Meskipun CRC dan ACRWC mencakup adopsi antar negara, instrumen ini tampaknya memiliki pandangan yang sangat terbatas dan tidak jelas tentang kapan adopsi antar negara tepat dilakukan. Namun, penting untuk menyebutkan kompatibilitas preferensi CRC dan ACRWC untuk adopsi di dalam negeri daripada antar negara, dengan Konvensi Den Haag. Meskipun demikian, preferensi yang muncul di CRC dan ACRWC untuk pengasuhan dan pelembagaan dalam negeri daripada adopsi antar negara lebih kontroversial, dan tampaknya bertentangan dengan Konvensi Den Haag.
Analisis adopsi antar negara sebagai ukuran upaya terakhir
Padahal, menurut hukum internasional, anak-anak yang kehilangan lingkungan keluarga mereka harus mendapat manfaat dari pengasuhan alternatif, seperti (mengutip ketentuan CRC yang relevan) “penempatan asuh, kafalah hukum Islam, adopsi atau jika perlu penempatan di lembaga yang sesuai untuk pengasuhan. anak-anak” (CRC, pasal 20(3)), hierarki yang harus diikuti, dan tempat yang akan diberikan untuk adopsi antarnegara di antara opsi-opsi ini tetap sulit dipahami. Misalnya, apakah adopsi atau pelembagaan antar negara yang harus dianggap sebagai ukuran “upaya terakhir”? Apa sebenarnya arti dan seharusnya “pilihan terakhir” demi kepentingan terbaik anak? Haruskah adopsi rumah tangga selalu lebih disukai daripada pilihan perawatan alternatif lainnya?
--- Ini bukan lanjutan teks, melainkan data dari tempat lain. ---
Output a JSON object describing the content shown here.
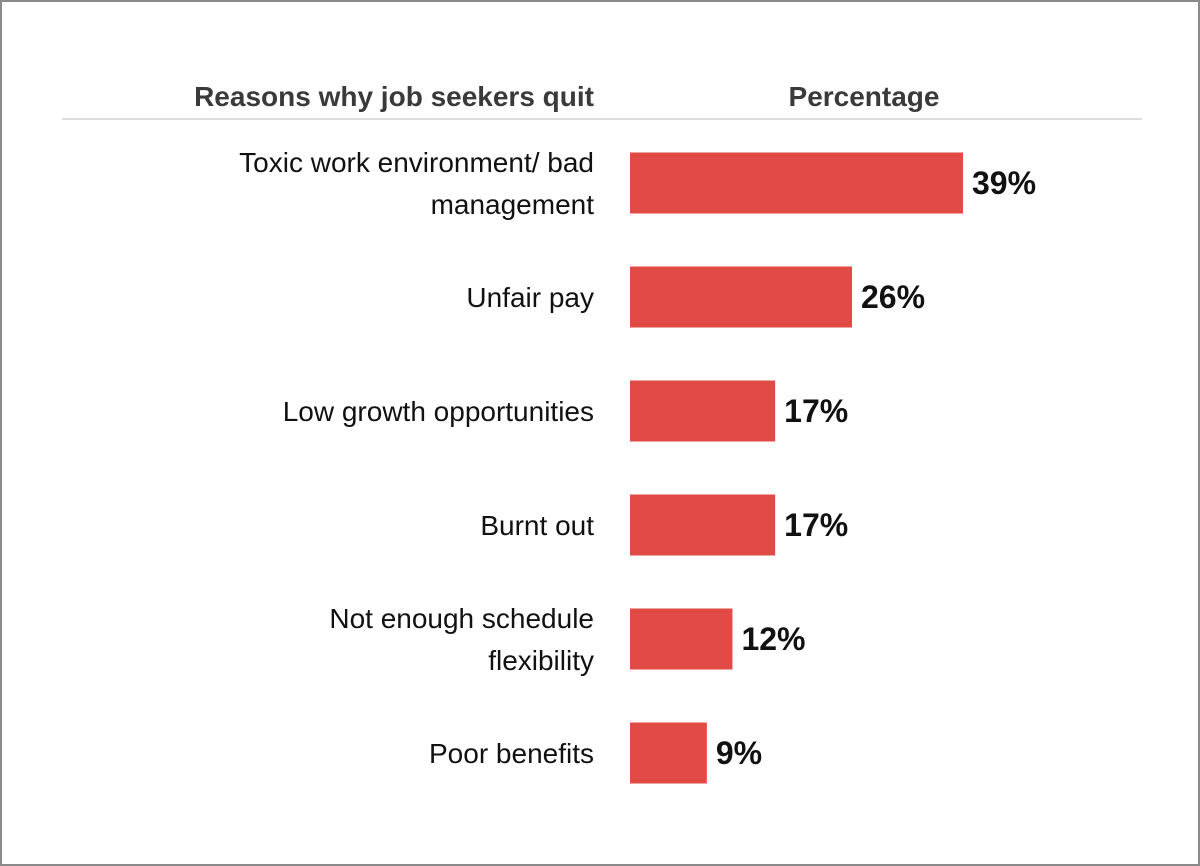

Mengingat hierarki yang tampaknya berbeda dari opsi perawatan alternatif yang diberikan untuk adopsi antar negara dalam penerapan prinsip subsidiaritas di bawah CRC dan ACRWC di satu sisi, dan Konvensi Den Haag di sisi lain, posisi yang sah dan pada akhirnya mampu mempromosikan kepentingan terbaik anak Afrika melalui adopsi antar negara harus diupayakan.